戦いが怖いね…死ぬのは嫌だが、戦いが怖いっていうのは思ったことがない。戦う事に自分自身が強くなり、敵味方だろうと関係なく相手を超えて強くなれるという高揚感と一種の快感は俺がサイヤ人として生まれてずっと持っていたもの。

 

自分の信念やフリーザのクソ野郎の復讐はあれどそれはずっと変わらない。ただ相手より強くなる。弱者は強者に、強者はもっと高みを目指して研鑽する。

 

そうなればより強い相手と戦える。もっと強くなれる。だからこそ弱者を虐げて使い捨てるフリーザの姿勢が気に食わない。強者のくせに弱者を利用するだけ利用して使い捨て、弱者を強者にしていく姿勢や意思がないあの野郎が。

 

悪党は悪党でも筋が通っていない野郎は嫌いだ。弱肉強食の世界でも意味もなく卑怯な手で私欲を満たすあの野郎にムカっ腹が止まらない。

 

「…怖くねえ。自分自身を鍛えてどこまでも相手や前の自分を超えていく戦いは、俺の生き甲斐だ。怖いはずがねえ…弱え奴だろうが、強え奴だろうが、強くなろうとする奴と俺は戦いてえんだ」

 

「そう、ですか。(やっぱりゴーヤさんは、ターレスさんが語っていたサイヤ人の出立とは違うのですね。残忍で冷酷、弱者を痛めつけてその様子と血を見て戦いを悦楽するサイヤ人とは…)」

 

ヴォミは改めてゴーヤの精神性をサイヤ人の一般性と違うと思った。そして死んでほしくない人だという想いも強くなった。

 

「………」

 

その二人の会話を気を消して盗み聞きするターレス。

 

そしてターレスは“ある伝説”を思い返していた。今まで夢の御伽噺でのものだと思っていた戦士の伝説を。

 

そうして時間は流れて、遂に緑色の巨大な星、ナメック星が宇宙船の窓の前に映った。

 

モニター室でナメック星にある巨大な邪悪な気と色々集まる気を感じながらゴーヤとターレス達は宇宙船の着陸を不敵に待っていた。

 

ヴォミは宇宙船に待機する手筈で、宇宙船は見つからないようにステルス迷彩でカムフラージュしておく。

 

そして宇宙船がナメック星に着陸した。
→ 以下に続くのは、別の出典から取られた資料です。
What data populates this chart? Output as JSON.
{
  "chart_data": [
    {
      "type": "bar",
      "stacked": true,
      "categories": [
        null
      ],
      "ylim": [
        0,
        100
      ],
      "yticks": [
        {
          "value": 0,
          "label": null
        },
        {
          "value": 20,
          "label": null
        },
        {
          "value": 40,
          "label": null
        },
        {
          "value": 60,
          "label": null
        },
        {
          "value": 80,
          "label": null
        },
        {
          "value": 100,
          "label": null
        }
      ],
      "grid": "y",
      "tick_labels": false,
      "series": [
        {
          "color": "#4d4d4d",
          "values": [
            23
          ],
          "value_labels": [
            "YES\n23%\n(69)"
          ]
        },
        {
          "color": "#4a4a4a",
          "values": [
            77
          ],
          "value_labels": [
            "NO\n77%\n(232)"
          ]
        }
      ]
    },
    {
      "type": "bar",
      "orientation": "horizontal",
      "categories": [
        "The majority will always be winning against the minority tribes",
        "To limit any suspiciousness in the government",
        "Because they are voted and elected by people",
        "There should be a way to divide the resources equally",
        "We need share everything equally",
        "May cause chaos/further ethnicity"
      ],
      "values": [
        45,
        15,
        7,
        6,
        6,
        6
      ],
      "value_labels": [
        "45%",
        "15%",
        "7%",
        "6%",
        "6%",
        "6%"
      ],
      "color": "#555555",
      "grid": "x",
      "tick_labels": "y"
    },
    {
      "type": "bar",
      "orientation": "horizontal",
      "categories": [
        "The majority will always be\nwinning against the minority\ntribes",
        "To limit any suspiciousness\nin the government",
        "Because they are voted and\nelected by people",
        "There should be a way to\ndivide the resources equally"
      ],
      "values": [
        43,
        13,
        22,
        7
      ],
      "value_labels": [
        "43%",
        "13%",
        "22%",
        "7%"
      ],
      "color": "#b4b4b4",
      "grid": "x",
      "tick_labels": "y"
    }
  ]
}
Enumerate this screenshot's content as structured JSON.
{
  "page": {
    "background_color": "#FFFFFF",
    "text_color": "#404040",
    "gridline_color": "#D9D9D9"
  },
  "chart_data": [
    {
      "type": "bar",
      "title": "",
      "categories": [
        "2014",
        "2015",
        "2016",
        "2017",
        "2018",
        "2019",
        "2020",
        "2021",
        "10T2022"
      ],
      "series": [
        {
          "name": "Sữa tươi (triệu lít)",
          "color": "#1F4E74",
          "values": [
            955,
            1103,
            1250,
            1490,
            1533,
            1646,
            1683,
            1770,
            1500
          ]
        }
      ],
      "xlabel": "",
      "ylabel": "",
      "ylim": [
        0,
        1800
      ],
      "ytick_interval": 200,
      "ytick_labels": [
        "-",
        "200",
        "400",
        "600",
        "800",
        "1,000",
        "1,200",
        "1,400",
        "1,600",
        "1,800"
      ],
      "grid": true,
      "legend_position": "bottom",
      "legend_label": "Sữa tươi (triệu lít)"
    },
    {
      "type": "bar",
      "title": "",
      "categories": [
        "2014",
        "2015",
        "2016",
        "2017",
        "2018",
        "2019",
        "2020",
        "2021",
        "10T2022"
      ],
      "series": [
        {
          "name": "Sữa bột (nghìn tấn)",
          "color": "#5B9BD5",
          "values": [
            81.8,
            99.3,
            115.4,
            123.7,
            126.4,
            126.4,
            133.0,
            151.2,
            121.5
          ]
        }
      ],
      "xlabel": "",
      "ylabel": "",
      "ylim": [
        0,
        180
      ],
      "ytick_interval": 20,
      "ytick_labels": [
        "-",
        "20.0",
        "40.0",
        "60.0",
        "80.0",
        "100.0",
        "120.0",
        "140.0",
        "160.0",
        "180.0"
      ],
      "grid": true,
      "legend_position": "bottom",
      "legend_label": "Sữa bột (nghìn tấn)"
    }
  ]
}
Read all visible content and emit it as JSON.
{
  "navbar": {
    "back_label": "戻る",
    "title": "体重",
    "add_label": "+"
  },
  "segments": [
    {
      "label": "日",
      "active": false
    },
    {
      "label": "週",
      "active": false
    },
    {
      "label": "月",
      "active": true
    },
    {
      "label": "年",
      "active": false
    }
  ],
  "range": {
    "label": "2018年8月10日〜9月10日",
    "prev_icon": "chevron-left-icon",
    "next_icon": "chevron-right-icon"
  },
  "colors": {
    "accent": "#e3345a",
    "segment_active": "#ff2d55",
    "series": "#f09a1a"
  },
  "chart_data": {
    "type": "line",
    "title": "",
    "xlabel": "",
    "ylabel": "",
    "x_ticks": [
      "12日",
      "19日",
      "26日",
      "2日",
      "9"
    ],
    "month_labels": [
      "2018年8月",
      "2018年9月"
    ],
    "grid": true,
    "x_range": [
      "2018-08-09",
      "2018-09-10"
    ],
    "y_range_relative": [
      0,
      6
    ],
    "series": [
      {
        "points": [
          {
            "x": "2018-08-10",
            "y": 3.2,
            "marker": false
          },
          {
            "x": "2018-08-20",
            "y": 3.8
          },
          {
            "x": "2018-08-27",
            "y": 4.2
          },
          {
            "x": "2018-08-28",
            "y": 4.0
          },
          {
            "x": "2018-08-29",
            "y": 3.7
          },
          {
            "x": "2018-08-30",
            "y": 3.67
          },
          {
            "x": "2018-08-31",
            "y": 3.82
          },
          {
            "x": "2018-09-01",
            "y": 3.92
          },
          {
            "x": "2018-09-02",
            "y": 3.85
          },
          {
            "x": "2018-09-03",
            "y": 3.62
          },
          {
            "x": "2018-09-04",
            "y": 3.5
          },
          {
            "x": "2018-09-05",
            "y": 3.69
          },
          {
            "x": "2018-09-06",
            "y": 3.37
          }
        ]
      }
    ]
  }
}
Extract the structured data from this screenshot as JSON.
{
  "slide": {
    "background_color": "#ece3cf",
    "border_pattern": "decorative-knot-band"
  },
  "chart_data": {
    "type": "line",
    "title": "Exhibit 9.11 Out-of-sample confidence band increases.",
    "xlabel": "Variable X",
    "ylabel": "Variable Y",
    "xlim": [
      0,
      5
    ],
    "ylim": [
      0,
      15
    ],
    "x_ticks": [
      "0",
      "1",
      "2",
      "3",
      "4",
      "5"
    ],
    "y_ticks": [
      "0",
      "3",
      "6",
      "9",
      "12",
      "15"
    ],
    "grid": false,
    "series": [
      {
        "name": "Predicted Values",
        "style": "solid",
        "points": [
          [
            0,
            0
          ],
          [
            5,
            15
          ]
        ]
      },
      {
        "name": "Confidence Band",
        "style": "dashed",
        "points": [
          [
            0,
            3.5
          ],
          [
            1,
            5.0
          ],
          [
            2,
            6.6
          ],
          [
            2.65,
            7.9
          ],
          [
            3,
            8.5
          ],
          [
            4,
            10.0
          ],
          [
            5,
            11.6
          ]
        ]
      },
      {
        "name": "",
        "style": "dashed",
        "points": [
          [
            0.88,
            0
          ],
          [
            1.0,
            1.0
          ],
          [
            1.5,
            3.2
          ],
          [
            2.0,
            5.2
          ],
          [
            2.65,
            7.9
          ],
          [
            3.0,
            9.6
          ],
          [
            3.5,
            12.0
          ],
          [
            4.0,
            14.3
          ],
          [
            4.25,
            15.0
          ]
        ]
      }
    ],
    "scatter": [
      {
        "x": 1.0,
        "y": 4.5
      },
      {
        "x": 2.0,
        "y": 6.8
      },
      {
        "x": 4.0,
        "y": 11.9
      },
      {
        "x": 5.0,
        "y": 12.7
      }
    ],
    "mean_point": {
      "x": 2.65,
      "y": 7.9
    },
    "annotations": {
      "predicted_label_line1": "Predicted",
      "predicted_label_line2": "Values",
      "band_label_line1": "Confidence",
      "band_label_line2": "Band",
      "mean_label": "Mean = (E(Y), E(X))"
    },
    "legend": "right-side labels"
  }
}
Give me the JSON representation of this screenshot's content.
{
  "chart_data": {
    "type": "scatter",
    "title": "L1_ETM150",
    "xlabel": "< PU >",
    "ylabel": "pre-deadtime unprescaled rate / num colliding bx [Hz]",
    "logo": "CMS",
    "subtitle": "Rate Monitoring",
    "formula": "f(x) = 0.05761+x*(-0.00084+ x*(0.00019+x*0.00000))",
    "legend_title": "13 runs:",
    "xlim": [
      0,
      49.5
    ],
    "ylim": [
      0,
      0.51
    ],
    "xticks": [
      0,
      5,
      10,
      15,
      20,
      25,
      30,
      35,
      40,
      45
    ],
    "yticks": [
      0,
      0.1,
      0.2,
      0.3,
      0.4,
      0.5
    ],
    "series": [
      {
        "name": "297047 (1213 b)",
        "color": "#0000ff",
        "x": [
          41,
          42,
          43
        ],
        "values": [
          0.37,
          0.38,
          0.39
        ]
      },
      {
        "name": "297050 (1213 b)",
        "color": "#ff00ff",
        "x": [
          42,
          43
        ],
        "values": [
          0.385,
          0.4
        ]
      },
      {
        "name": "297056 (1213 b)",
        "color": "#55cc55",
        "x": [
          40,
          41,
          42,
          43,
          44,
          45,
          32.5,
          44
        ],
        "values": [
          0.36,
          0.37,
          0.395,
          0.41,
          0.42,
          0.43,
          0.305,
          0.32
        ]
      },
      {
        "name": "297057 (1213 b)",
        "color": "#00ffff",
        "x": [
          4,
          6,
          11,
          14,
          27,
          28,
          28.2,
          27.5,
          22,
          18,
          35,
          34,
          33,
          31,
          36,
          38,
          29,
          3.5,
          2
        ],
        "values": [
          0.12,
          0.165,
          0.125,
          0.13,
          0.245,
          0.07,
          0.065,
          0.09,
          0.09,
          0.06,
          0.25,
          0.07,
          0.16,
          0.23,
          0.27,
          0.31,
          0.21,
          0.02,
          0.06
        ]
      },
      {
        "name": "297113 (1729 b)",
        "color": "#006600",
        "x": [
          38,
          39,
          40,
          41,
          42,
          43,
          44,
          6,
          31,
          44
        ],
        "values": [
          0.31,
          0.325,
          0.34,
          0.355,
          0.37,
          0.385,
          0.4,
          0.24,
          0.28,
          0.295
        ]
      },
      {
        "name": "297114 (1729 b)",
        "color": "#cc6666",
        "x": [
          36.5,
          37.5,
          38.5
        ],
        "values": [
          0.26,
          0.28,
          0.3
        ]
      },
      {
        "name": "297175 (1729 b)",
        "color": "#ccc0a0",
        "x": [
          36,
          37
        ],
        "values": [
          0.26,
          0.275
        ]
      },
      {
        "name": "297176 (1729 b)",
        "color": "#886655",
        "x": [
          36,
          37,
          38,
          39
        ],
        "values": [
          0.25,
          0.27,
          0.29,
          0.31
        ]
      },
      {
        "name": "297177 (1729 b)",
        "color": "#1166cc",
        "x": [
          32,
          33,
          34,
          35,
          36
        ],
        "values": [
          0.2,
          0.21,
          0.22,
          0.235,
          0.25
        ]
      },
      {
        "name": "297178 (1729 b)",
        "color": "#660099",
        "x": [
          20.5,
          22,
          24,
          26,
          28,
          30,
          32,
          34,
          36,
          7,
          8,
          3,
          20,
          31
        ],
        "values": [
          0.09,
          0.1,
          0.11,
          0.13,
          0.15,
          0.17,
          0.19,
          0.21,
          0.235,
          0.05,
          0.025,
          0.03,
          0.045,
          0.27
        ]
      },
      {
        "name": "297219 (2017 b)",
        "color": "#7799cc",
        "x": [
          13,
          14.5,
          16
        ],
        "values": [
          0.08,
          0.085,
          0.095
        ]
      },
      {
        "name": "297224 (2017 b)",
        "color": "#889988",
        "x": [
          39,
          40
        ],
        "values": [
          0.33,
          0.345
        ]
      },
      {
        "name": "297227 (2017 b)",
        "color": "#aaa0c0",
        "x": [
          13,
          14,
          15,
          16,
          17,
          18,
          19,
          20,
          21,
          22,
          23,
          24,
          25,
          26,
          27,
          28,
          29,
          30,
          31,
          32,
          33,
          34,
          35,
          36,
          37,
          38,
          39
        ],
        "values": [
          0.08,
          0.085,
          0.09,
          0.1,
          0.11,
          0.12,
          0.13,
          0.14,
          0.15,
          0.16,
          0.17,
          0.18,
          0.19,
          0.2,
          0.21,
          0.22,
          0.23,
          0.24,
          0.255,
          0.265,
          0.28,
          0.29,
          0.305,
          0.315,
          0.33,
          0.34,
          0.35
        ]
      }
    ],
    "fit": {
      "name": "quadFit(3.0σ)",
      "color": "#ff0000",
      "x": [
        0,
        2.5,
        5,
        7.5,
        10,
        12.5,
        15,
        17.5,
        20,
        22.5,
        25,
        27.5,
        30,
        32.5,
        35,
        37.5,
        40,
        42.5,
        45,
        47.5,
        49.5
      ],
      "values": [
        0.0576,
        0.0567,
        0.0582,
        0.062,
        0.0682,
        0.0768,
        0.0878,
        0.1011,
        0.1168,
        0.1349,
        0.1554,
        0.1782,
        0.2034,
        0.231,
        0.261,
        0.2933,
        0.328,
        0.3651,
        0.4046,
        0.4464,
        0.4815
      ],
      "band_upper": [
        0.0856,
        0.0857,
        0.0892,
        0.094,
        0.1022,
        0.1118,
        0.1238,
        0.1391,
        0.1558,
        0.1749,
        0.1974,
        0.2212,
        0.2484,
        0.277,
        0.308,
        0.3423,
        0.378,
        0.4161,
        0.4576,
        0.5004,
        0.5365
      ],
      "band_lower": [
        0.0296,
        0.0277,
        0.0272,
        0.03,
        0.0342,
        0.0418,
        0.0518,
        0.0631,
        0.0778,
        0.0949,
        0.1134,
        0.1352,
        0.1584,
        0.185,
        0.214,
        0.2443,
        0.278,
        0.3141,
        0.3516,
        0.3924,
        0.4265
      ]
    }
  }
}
それと同時にターレスが号令する。

 

「良いか!目的は胡座をかいたフリーザ軍と頭のフリーザをぶっ潰すことだ。途中で障害になる邪魔者も容赦なく潰すんだ!クラッシャー軍団、行くぞ!」

 

『おおっ!!』

 

その掛け声と同時にナメック星に降りると舞空術でフリーザ軍の根城とフリーザの気を探って飛んだ。

 

注意深く気を探ると桁違いにクリリン達の気が上がっている。その他には地球に襲来してきたベジータの気もあった。ベジータも強くなっているのを感じた。

 

やっぱりベジータも来ていやがったか。フリーザの近くには腰巾着のドドリアとザーボンの気は感じない。ベジータの気を見るに二人とも殺されたか。

 

俺は混沌としているナメック星の様子に思考を深めながら飛び続けた。